Мешок из-под картошки — это не совсем то, что рюкзак, и даже не спортивная сумка, которая все время сваливалась с плеча, но хоть есть в чем унести с собой весь этот скудный скарб.

В одном из домов стоит стенка, как раз из тех, что покупали раньше в свои гостиные советские люди. В стенке — битый хрусталь. А в нижнем ящике в коробке из-под конфет спрятаны деньги. Там было много банкнот по тысяче, и я взял себе одну, просто на память.

В разных домах и местах я нашел также: старые газеты и журналы, сломанные часы с кукушкой, флакон с выдохшимися духами, фотографию двух мальчиков, трехколесный велосипед, большой противень, засохший кактус и симпатичный прикроватный торшер. Но ничего из этого мне никогда не пригодится.
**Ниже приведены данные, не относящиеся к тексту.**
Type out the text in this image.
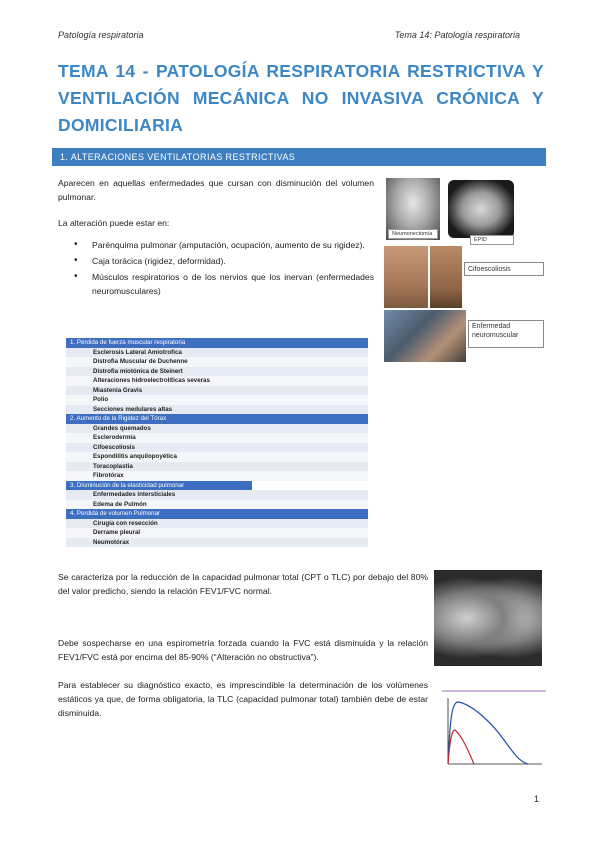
Patología respiratoria	Tema 14: Patología respiratoria
TEMA 14 - PATOLOGÍA RESPIRATORIA RESTRICTIVA Y VENTILACIÓN MECÁNICA NO INVASIVA CRÓNICA Y DOMICILIARIA
1. ALTERACIONES VENTILATORIAS RESTRICTIVAS

Aparecen en aquellas enfermedades que cursan con disminución del volumen pulmonar.

La alteración puede estar en:

• Parénquima pulmonar (amputación, ocupación, aumento de su rigidez).
• Caja torácica (rigidez, deformidad).
• Músculos respiratorios o de los nervios que los inervan (enfermedades neuromusculares)
Neumonectomía
EPID
Cifoescoliosis
Enfermedad neuromuscular
1. Pérdida de fuerza muscular respiratoria
Esclerosis Lateral Amiotrofica
Distrofia Muscular de Duchenne
Distrofia miotónica de Steinert
Alteraciones hidroelectrolíticas severas
Miastenia Gravis
Polio
Secciones medulares altas
2. Aumento de la Rigidez del Tórax
Grandes quemados
Esclerodermia
Cifoescoliosis
Espondilitis anquilopoyética
Toracoplastia
Fibrotórax
3. Disminución de la elasticidad pulmonar
Enfermedades intersticiales
Edema de Pulmón
4. Perdida de volumen Pulmonar
Cirugía con resección
Derrame pleural
Neumotórax

Se caracteriza por la reducción de la capacidad pulmonar total (CPT o TLC) por debajo del 80% del valor predicho, siendo la relación FEV1/FVC normal.

Debe sospecharse en una espirometría forzada cuando la FVC está disminuida y la relación FEV1/FVC está por encima del 85-90% (“Alteración no obstructiva”).

Para establecer su diagnóstico exacto, es imprescindible la determinación de los volúmenes estáticos ya que, de forma obligatoria, la TLC (capacidad pulmonar total) también debe de estar disminuida.

1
Вчера я долго слонялся по одному дому, который стоял как будто на отшибе, как будто отдельно от других, и, может быть, поэтому лучше всего и сохранился. На кухне — нежно-розовые обои с сиреневым узором и совсем новенькая плита. А также кухонная раковина, обеденный стол со стульями и холодильник, который, правда, повалился на пол. С большим трудом я поднял его, чтобы посмотреть, не осталось ли внутри чего-нибудь съестного. Слабая, глупая надежда. Те продукты, которые там лежали, давно испортились, покрылись плесенью и какой-то другой, неведомой растительностью. Меня снова чуть не вырвало, но усилием воли я удержал сырую картошку и морковь у себя в желудке.